Paul returns to his advice about singleness and marriage. He recognises that every relationship brings responsibilities, and rightly so. With the possibility of persecution and the inevitable pressure that would bring to married couples and the extended families, he urges caution about rushing into marriage - which would otherwise have been a normal expectation.
He now develops his previous argument about the need to be emotionally undistracted and mobile when persecution comes (1 Corinthians 7:25-28). As we invest in marriage, what concerns one partner also concerns the other. Also they want to protect and please each other. There is a proper sense in which one partner is the priority concern of the other. The practical issues of finance, home-building, interaction with the extended family, raising children and emotionally satisfying the other spouse … all take time, thought, skill and devoted love.
Does that mean that married believers cannot be devoted to Jesus? No! Of course not! But it does mean that both husband and wife need to agree together to prioritise God's kingdom and be ready to accept the stresses associated with living for Christ in a hostile world.

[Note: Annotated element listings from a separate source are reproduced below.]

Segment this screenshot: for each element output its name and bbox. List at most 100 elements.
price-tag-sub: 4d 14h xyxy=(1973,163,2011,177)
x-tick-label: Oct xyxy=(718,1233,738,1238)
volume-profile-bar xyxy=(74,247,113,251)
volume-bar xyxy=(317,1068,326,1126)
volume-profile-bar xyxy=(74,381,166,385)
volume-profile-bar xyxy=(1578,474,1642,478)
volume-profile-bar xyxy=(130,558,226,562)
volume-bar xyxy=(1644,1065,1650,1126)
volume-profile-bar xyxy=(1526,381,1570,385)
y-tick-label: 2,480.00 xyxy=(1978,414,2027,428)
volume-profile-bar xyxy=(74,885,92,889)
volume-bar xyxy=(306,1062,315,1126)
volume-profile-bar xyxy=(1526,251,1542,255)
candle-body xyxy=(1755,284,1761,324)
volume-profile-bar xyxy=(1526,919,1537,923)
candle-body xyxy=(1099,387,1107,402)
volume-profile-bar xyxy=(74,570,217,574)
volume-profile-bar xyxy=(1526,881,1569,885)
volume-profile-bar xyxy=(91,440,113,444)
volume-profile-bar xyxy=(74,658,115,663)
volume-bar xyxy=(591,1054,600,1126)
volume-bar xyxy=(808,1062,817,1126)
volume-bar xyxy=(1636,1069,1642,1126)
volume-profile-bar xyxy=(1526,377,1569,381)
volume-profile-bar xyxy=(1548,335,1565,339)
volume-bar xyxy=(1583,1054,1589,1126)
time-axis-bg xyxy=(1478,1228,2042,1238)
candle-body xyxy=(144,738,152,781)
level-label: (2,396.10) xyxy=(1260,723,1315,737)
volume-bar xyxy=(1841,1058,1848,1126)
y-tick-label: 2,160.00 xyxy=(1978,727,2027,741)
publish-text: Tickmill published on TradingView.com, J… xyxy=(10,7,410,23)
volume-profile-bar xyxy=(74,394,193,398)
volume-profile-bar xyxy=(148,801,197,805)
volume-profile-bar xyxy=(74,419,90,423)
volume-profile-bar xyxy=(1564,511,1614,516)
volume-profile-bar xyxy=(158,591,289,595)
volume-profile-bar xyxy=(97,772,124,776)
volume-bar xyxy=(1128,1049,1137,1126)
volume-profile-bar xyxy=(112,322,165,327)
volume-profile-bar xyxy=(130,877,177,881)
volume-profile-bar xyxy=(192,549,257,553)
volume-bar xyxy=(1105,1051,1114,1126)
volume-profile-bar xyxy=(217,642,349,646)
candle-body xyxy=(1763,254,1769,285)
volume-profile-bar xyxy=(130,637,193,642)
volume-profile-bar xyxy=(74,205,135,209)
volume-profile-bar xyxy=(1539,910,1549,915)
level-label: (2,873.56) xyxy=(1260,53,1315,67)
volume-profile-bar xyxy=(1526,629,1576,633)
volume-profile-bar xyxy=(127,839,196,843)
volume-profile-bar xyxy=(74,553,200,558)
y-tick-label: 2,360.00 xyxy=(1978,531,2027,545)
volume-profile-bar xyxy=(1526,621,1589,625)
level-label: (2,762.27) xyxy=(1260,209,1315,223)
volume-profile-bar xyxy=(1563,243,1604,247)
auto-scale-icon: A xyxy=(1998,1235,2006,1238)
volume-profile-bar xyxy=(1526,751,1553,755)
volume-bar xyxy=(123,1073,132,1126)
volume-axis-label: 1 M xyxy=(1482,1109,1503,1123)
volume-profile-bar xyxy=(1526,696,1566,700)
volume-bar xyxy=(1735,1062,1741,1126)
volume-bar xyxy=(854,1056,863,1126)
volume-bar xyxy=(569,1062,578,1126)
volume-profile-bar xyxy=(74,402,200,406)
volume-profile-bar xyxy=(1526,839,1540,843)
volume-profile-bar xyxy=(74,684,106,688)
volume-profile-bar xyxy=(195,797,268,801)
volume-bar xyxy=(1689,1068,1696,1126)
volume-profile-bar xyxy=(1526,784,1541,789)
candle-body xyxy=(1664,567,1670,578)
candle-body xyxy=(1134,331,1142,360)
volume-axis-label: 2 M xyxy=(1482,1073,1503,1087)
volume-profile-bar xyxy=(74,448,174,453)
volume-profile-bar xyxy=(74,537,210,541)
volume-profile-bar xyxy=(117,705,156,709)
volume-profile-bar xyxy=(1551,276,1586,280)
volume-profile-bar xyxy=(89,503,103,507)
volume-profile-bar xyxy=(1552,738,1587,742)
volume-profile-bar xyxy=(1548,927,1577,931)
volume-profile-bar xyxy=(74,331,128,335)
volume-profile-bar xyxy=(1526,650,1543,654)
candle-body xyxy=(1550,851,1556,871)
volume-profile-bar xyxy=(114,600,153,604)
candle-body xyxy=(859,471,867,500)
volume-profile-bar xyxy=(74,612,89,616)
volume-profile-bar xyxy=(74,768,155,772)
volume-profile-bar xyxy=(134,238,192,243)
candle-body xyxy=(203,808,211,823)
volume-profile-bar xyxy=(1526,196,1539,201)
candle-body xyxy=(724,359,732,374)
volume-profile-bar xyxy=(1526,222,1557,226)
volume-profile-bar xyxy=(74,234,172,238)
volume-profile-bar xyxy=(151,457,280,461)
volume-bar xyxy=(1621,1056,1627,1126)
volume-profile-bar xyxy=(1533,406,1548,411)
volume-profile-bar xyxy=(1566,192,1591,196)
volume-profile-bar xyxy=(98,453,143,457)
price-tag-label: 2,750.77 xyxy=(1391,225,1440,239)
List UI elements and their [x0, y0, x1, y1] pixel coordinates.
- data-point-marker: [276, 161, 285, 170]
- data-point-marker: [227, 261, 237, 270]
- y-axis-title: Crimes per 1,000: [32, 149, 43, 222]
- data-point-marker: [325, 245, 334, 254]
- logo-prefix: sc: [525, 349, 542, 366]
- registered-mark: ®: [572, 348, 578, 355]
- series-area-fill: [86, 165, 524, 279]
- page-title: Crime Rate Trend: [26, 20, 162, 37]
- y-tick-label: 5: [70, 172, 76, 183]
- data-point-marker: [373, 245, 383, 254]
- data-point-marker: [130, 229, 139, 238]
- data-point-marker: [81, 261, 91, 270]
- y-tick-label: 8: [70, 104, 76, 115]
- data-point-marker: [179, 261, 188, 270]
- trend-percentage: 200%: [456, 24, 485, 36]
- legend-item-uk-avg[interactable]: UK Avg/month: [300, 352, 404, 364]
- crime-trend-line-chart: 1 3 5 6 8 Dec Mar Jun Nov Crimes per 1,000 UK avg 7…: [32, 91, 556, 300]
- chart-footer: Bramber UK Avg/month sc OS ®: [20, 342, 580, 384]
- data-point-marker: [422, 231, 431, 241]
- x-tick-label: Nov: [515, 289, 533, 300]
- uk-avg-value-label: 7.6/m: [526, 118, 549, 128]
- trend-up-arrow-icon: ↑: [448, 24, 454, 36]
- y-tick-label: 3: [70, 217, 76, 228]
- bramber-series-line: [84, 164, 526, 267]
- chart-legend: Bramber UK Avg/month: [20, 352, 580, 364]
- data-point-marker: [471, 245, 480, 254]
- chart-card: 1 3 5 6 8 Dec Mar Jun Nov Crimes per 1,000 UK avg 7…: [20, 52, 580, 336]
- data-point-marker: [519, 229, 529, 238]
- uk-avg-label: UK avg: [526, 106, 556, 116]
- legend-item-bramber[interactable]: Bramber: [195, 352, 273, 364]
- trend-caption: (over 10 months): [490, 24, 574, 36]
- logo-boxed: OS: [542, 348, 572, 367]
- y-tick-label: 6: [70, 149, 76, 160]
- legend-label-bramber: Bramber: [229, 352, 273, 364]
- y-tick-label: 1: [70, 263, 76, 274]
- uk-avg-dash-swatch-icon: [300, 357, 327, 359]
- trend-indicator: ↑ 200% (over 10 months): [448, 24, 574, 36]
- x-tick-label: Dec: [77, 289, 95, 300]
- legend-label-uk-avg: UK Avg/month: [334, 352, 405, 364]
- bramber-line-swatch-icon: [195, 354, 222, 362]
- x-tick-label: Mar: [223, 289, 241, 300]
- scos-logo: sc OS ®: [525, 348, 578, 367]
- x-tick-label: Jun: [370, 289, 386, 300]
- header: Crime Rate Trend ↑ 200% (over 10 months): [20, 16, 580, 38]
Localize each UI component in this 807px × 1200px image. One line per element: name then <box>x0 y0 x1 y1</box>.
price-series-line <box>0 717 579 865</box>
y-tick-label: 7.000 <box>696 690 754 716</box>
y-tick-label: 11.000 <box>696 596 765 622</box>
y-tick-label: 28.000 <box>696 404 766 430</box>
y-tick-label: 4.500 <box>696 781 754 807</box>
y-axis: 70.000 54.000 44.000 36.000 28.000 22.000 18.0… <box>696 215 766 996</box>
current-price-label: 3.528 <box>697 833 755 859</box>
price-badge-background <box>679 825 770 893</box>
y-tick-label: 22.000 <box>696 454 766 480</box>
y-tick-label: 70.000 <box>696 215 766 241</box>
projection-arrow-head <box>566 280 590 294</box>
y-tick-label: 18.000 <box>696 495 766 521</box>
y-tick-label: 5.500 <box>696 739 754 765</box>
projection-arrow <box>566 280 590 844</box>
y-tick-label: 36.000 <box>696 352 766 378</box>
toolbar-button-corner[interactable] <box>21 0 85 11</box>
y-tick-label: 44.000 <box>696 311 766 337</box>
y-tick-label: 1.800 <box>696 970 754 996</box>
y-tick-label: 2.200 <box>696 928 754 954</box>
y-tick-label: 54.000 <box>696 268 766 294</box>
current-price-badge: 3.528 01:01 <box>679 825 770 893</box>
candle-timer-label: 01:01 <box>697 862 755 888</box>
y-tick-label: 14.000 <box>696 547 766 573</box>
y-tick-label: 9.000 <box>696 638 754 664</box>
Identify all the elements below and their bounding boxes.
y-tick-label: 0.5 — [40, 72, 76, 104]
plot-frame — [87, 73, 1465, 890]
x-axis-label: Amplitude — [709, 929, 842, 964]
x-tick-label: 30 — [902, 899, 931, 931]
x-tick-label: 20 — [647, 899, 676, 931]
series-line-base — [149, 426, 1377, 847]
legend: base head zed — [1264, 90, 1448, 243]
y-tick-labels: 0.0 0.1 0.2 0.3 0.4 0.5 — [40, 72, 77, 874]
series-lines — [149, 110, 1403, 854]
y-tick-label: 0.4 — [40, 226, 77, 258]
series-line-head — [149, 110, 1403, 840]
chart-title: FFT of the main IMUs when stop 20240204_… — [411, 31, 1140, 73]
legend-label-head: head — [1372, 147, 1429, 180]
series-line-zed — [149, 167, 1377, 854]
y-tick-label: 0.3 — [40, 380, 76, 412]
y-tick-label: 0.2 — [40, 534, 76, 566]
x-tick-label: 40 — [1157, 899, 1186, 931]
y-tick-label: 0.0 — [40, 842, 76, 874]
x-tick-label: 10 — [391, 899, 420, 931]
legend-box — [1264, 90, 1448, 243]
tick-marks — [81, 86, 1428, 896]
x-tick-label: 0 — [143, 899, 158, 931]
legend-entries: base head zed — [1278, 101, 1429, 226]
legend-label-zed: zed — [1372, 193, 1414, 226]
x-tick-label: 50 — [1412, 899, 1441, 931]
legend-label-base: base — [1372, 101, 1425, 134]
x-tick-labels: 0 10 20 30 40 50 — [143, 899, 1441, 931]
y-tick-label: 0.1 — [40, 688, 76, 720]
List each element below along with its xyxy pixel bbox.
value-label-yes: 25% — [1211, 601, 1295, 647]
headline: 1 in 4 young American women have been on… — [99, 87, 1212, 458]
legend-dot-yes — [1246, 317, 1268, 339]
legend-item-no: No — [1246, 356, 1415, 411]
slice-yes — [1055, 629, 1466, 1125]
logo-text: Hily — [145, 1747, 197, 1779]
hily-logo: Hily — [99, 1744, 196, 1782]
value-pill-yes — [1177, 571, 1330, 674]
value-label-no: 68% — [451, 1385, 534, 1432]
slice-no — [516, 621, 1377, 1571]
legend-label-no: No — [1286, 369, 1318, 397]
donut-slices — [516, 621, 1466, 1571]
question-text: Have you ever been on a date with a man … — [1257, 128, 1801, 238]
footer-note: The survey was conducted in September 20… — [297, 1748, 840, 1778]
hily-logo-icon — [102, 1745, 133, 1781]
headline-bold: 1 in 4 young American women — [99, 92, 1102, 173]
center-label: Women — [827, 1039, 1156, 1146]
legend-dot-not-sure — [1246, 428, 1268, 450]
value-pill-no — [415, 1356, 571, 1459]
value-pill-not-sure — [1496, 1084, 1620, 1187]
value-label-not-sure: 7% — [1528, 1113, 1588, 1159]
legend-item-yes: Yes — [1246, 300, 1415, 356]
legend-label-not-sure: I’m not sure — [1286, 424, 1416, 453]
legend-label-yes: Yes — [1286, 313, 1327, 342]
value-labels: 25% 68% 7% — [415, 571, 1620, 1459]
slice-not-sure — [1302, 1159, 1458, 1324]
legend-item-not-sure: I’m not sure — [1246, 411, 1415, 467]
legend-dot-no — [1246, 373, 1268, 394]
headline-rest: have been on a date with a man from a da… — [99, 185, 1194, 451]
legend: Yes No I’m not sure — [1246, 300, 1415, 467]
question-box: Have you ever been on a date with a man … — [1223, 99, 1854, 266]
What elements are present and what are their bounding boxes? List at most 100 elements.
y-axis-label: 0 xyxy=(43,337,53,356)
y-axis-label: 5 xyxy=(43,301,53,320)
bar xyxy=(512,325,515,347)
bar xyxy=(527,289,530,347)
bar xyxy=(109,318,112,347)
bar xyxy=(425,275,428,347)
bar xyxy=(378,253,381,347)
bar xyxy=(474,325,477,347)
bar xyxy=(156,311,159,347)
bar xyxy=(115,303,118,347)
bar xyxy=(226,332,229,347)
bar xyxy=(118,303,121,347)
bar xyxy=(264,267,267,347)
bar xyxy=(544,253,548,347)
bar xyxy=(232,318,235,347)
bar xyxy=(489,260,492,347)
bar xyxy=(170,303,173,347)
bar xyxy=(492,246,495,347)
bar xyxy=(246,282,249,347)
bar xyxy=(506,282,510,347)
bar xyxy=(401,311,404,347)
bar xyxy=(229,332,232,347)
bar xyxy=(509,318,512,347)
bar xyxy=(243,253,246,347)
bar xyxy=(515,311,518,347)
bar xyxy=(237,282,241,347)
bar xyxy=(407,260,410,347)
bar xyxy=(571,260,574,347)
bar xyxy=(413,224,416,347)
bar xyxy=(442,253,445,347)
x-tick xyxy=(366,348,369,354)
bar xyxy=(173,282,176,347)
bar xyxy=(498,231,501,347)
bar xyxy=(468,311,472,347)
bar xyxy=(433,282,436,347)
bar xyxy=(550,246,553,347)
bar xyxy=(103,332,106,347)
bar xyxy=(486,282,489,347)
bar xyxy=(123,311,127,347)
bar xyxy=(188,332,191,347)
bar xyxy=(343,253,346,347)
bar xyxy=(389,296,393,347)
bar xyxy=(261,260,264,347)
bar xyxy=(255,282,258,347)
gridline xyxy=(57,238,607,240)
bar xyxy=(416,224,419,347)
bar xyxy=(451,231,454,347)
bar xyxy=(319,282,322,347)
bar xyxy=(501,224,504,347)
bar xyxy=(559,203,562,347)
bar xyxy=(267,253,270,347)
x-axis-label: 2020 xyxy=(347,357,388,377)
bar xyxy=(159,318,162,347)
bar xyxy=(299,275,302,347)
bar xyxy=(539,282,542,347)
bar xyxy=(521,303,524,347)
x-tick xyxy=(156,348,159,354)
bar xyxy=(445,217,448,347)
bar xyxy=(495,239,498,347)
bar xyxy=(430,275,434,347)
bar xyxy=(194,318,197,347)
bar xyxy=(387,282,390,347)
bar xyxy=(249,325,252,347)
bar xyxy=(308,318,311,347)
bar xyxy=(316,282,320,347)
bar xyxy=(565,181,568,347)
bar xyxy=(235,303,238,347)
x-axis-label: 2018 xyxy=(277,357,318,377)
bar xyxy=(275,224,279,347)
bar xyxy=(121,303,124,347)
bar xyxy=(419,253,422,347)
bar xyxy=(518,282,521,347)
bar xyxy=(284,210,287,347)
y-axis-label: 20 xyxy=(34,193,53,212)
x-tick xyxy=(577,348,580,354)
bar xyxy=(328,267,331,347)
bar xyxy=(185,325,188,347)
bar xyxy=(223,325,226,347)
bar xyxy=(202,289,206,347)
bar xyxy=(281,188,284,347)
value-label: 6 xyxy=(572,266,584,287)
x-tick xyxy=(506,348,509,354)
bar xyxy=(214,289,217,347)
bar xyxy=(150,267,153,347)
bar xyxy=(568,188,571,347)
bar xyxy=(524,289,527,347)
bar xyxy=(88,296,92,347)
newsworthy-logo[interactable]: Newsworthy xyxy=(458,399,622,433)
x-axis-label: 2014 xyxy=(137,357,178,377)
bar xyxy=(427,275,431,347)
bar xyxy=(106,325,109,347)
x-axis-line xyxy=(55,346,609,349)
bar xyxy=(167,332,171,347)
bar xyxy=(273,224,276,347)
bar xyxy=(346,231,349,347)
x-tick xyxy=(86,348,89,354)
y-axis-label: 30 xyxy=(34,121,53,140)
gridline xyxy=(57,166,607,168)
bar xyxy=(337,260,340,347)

Singleness avoids many of those concerns and Paul gives special honour to those who are willing to forgo marriage for the sake of God's call, as Jesus did (Matthew 19:12).
What does matter for all believers is that we devote ourselves to the Lord whatever our social and marital situation. All of us will experience limitations of one kind or another; and all will struggle with the practical challenges of living for Jesus in a world that does not want Him Lord of all. However it is a special challenge to those who are not yet married that they should consider their future lives in the context of God's kingdom and not just their human desires.